Telstra Aims to Grow Dividends, Return Excess Cash to Shareholders -- Update

By Stuart Condie

SYDNEY--Telstra Corp. Ltd. aims to increase its dividend and return excess cash to shareholders as key components of the Australian telecommunications firm's new capital management framework.

Australia's No.1 communications provider by market share said it was confident of maintaining its current annual payout of 16 Australian cents (11.7 U.S. cents) per share, and was focused on growing earnings to maximize dividend imputation. It aims to grow the dividend over time.

Telstra said it was targeting annual underlying earnings-per-share growth in the high teens from the 2023 fiscal year through fiscal 2025, with underlying earnings before interest, tax, depreciation and amortization growing annually in the mid-single digits over the same period.

It said it would invest in growth and return excess cash to shareholders. It listed share buybacks, capital returns and unfranked dividends as examples of how it could redistribute cash.

Telstra, which has flagged a return to underlying growth in fiscal 2022, this year agreed to sell a 49% stake in its mobile towers infrastructure, using the proceeds to pay down debt and launch a A$1.35 billion share buyback.

It is looking at options for its fixed-line infrastructure, which J.P. Morgan this week estimated could be worth A$31.7 billion. The investment bank said Telstra could generate post-tax proceeds of A$14 billion with the sale of a 49% stake, using half the cash to cut debt and the other half for a A$6.8 billion buyback that could boost earnings per share by about 10%-11%.

Telstra's stock has risen 50% since June 2018 and is up 32% this calendar year at A$3.93, fuelled by its asset monetization strategy and return to growth following a period in which earnings were hit by the roll-out of the government-owned National Broadband Network.

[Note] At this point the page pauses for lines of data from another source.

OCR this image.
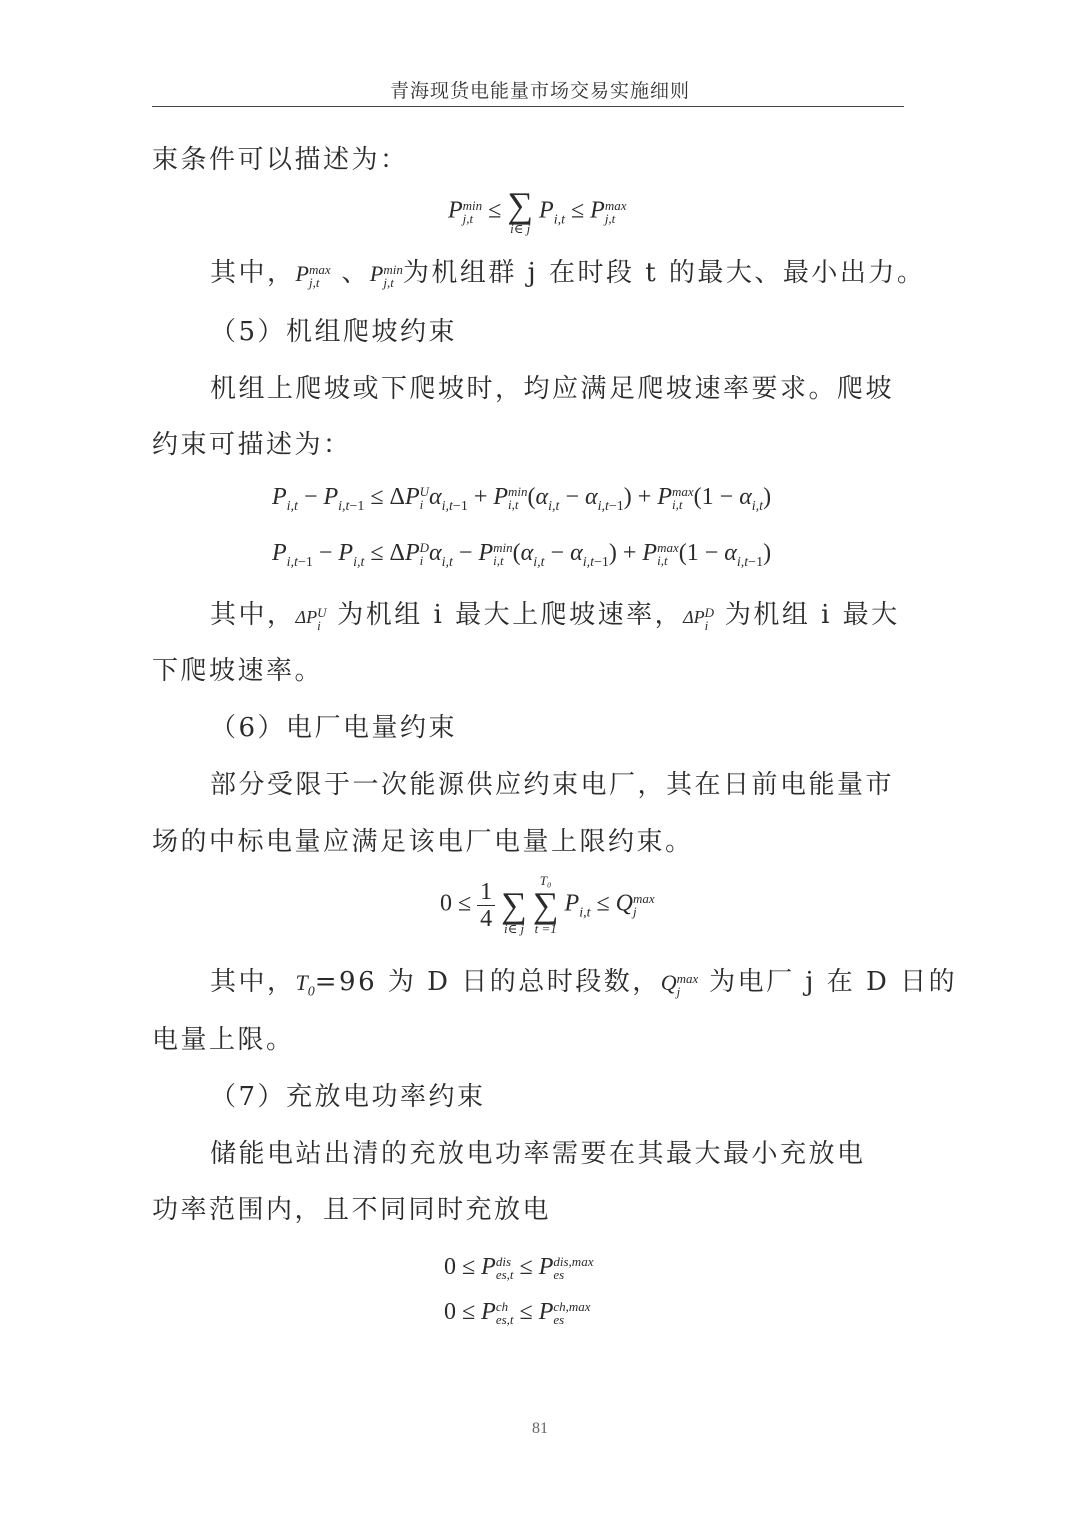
青海现货电能量市场交易实施细则
束条件可以描述为：
P min
j,t ≤ ∑
i∈ j
$P_{i,t} \le P$ max
j,t
其中，P max
j,t 、P min
j,t 为机组群 j 在时段 t 的最大、最小出力。
（5）机组爬坡约束
机组上爬坡或下爬坡时，均应满足爬坡速率要求。爬坡
约束可描述为：
$P_{i,t} - P_{i,t-1} \le \Delta P$ U
i $\alpha_{i,t-1} + P$ min
i,t $(\alpha_{i,t} - \alpha_{i,t-1}) + P$ max
i,t $(1 - \alpha_{i,t})$
$P_{i,t-1} - P_{i,t} \le \Delta P$ D
i $\alpha_{i,t} - P$ min
i,t $(\alpha_{i,t} - \alpha_{i,t-1}) + P$ max
i,t $(1 - \alpha_{i,t-1})$
其中，ΔP U
i 为机组 i 最大上爬坡速率，ΔP D
i 为机组 i 最大
下爬坡速率。
（6）电厂电量约束
部分受限于一次能源供应约束电厂，其在日前电能量市
场的中标电量应满足该电厂电量上限约束。
$0 \le \frac{1}{4}$

∑
i∈ j

T₀
∑
t =1
$P_{i,t} \le Q$ max
j
其中，$T_0=96$ 为 D 日的总时段数，Q max
j	为电厂 j 在 D 日的
电量上限。
（7）充放电功率约束
储能电站出清的充放电功率需要在其最大最小充放电
功率范围内，且不同同时充放电
0 ≤ P dis
es,t ≤ P dis,max
es
0 ≤ P ch
es,t ≤ P ch,max
es
81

Communications firms buy access to the network and resell it to customers.

Telstra is widely expected by analysts to bid for the NBN if it is privatized, with the creation of an internal fixed-line infrastructure unit seen as paving the way.

Telstra on Thursday said it was open to both organic growth and M&A opportunities.

"Organic growth opportunities could include a long-term or nation-building infrastructure investment," Telstra said.

The company said it aimed to cut fixed costs by A$500 million between fiscal 2023 and fiscal 2025. Telstra last month said it had cut costs by A$2.3 billion since fiscal 2016 and was on track to hit A$2.7 billion in savings by fiscal 2022.